At an April 24, 1975 meeting with his senior advisers (including chief of staff Donald Rumsfeld) and his economic team (including luminaries like Alan Greenspan and Arthur Burns), Ford was briefed on the dire financial situation of the freight railroads and asked to make the final decisions about the form of the rail rescue package he would submit the following month in H. Doc. 94-155, which would eventually become the Railroad Revitalization and Regulatory Reform (4R) Act of 1976 (Public Law 94-210). The proposal sent by Ford to Congress the next month proposed deregulation of the freight railroad industry and a $2 billion loan guarantee program for freight railroads to finance rationalization and streamlining of routes and facilities (almost $8.75 billion in today’s dollars).
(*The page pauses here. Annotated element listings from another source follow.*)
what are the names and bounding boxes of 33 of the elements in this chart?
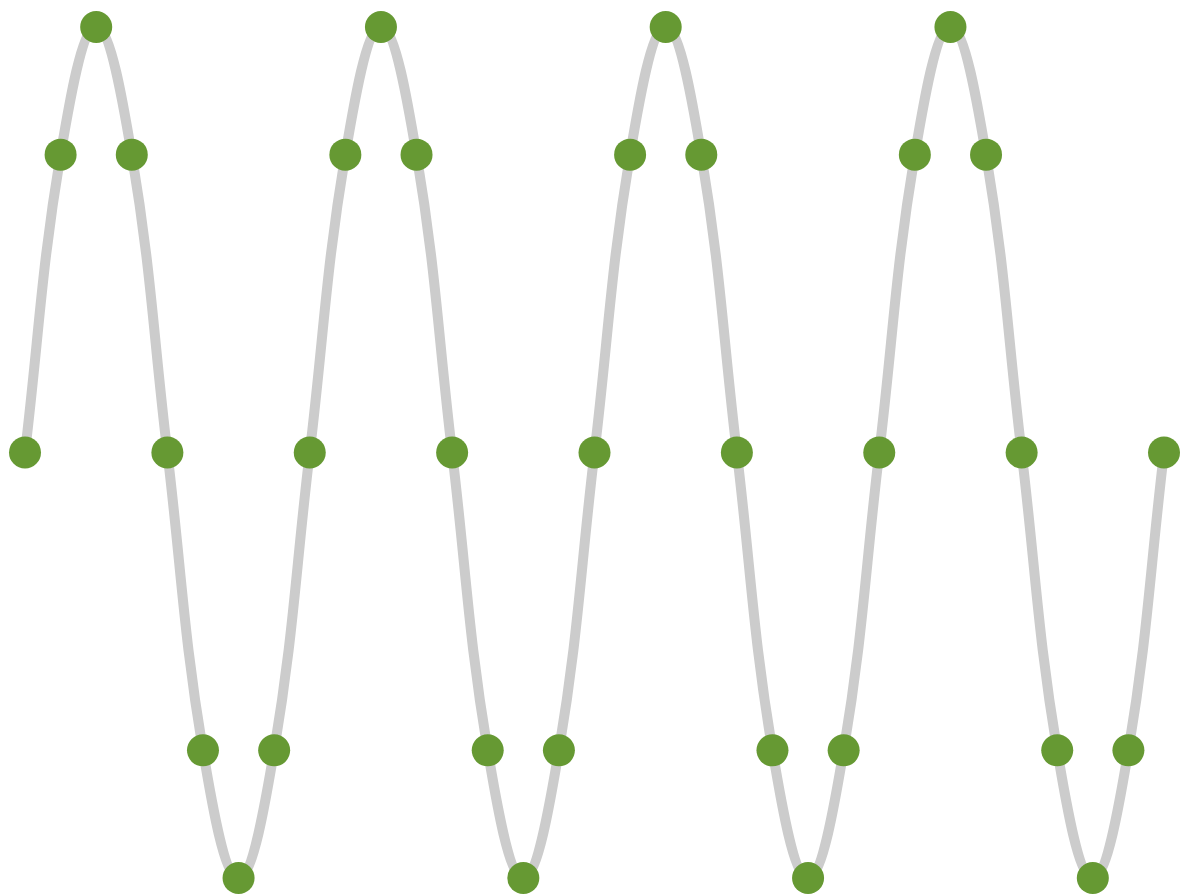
- point: [258, 734, 291, 767]
- point: [685, 138, 718, 171]
- point: [649, 11, 682, 43]
- point: [1041, 734, 1074, 767]
- point: [720, 436, 753, 469]
- point: [364, 11, 397, 43]
- point: [863, 436, 896, 469]
- point: [80, 11, 113, 43]
- point: [151, 436, 184, 469]
- point: [542, 734, 575, 767]
- point: [436, 436, 469, 469]
- point: [400, 138, 433, 171]
- point: [186, 734, 219, 767]
- point: [792, 862, 825, 894]
- point: [827, 734, 860, 767]
- point: [756, 734, 789, 767]
- point: [970, 138, 1003, 171]
- point: [578, 436, 611, 469]
- point: [614, 138, 647, 171]
- point: [1112, 734, 1145, 767]
- point: [115, 138, 148, 171]
- point: [1076, 862, 1109, 894]
- point: [898, 138, 931, 171]
- point: [222, 862, 255, 894]
- point: [329, 138, 362, 171]
- point: [44, 138, 77, 171]
- point: [1148, 436, 1180, 469]
- point: [293, 436, 326, 469]
- point: [934, 11, 967, 43]
- point: [1005, 436, 1038, 469]
- point: [507, 862, 540, 894]
- point: [471, 734, 504, 767]
- point: [9, 436, 41, 469]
The meeting is also as interesting for what Ford rejected – he did not approve a request from Transportation Secretary Coleman to propose a separate $1.25 billion grant program to improve freight railroad mainline routes (with an emphasis on those that carried coal). That program would have been worth about $5.5 billion today, and Secretary Coleman proposed to finance it by rescinding unobligated highway program contract authority.